Pub Date: May 3rd, 1982
Publisher: Linden/Simon & Schuster

The good news is that Babitz (Slow Days. Fast Company) has broadened her claustrophobic focus a bit: it now includes some intriguing extended-family memories along with the usual, dank L.A. glitter. The bad news is that her persona--the strung-out, shtick-y Dirty Lady--has become stale and mannered, without enough appeal to hold this small, loose mosaic-novel together. The autobiographical alter-ego here is narrator Sophie Lubin, who--in roughly chronological snatches--takes us from her childhood up to about age 30 (1950-70). Daughter of Jewish studio-musician Mort and non-Jewish Eugenia--""one of the most gorgeous couples ever established here on earth even in Hollywood""--sophie grows up supposedly ""lucky"" but far from thrilled: she has no ambitions except learning ""how to go down on"" boyfriend Claude; she knows that her ""perfect saint"" of a mother can also ""whirl into foul words in Southern hisses . . . and knock me clear across a room""; she scorns the family's culture (unlike poor cousin Ophelia); at 18, with the folks in Paris, she takes off to Rome to become a starlet for two years; and, back in L.A., she briefly samples real-job life, then becomes rock-star Jim Morrison's live-in groupie (acid, flaming hair, trying to look and be ""woman enough""). . . and branches out into album-cover design.

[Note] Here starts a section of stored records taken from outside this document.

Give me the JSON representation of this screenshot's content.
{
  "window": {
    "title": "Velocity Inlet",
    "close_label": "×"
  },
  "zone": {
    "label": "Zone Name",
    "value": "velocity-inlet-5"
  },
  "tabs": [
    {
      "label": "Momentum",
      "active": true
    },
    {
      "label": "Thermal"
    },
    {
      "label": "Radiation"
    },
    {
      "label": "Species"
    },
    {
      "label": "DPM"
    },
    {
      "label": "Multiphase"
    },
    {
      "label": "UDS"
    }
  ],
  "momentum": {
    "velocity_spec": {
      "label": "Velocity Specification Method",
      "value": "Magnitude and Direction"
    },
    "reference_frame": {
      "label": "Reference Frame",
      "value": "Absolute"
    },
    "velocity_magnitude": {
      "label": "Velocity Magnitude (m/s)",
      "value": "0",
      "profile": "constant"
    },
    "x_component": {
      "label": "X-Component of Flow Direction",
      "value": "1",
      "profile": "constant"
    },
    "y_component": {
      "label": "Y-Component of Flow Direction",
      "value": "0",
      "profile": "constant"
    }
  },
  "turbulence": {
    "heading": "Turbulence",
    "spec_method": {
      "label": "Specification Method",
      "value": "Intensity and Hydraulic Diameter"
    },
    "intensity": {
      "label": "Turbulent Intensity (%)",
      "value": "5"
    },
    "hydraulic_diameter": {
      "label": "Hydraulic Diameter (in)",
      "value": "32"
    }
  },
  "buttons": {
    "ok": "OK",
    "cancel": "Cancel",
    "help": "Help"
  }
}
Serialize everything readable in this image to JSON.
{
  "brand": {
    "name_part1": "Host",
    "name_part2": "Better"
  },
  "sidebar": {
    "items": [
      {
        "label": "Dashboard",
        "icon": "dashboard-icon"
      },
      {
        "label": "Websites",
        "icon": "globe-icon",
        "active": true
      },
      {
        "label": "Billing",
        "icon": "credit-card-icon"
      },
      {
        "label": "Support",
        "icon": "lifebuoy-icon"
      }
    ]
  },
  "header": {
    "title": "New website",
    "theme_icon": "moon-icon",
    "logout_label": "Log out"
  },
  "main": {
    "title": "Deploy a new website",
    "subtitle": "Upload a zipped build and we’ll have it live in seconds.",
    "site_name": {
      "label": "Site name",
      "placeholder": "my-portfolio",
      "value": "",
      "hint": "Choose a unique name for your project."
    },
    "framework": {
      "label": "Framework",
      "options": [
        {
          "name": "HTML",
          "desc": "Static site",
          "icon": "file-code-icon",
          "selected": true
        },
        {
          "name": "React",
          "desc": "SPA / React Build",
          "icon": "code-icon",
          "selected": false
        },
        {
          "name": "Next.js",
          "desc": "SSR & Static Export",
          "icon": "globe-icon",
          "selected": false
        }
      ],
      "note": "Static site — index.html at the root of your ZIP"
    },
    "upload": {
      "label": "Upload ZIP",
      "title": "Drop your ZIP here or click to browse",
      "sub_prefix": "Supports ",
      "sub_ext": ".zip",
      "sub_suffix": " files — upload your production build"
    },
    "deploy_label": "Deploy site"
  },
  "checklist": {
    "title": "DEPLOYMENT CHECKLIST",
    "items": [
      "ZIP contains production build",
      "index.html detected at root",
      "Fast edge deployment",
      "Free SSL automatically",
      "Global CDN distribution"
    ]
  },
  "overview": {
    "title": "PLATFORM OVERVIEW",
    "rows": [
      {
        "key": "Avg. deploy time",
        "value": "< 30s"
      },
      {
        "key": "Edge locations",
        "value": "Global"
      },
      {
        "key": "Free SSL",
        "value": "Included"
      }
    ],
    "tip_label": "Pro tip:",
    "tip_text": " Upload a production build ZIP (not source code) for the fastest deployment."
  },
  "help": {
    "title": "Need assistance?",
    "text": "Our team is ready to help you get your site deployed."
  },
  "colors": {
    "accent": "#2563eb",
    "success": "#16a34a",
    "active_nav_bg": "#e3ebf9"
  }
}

All this, unfortunately, is epically uninvolving, with Sophie's self-deprecating humor (a few fair laughs) failing to disguise an off-putting smugness. But Sophie interweaves her own thin story with glimpses of older, somewhat more engaging L.A. women: rich German-Jewish immigrant Lola, a free leftwing spirit who joins a modern dance troupe in 1929 (along with Sophie's Aunt Goldie), revels in heavy mascara, adores sexy, gray-eyed Sam, and remains low-down at 70; WASP-y Molly, another troupe-r, who's unhinged when her husband is blacklisted; chocolate-craving Aunt Helen, who winds up living on ""the fucking East Coast""; Sophie's mother, ""a girl in blue"" who left Texas ""simply to be around movies when Hollywood was Hollywood."" And while these vignettes don't really add up to an L.A.-Woman ethos that includes tacky Sophie, they do provide intermittent vivacity--for readers who can get past (or would enjoy) the ultra-hip, frizzed-out narration.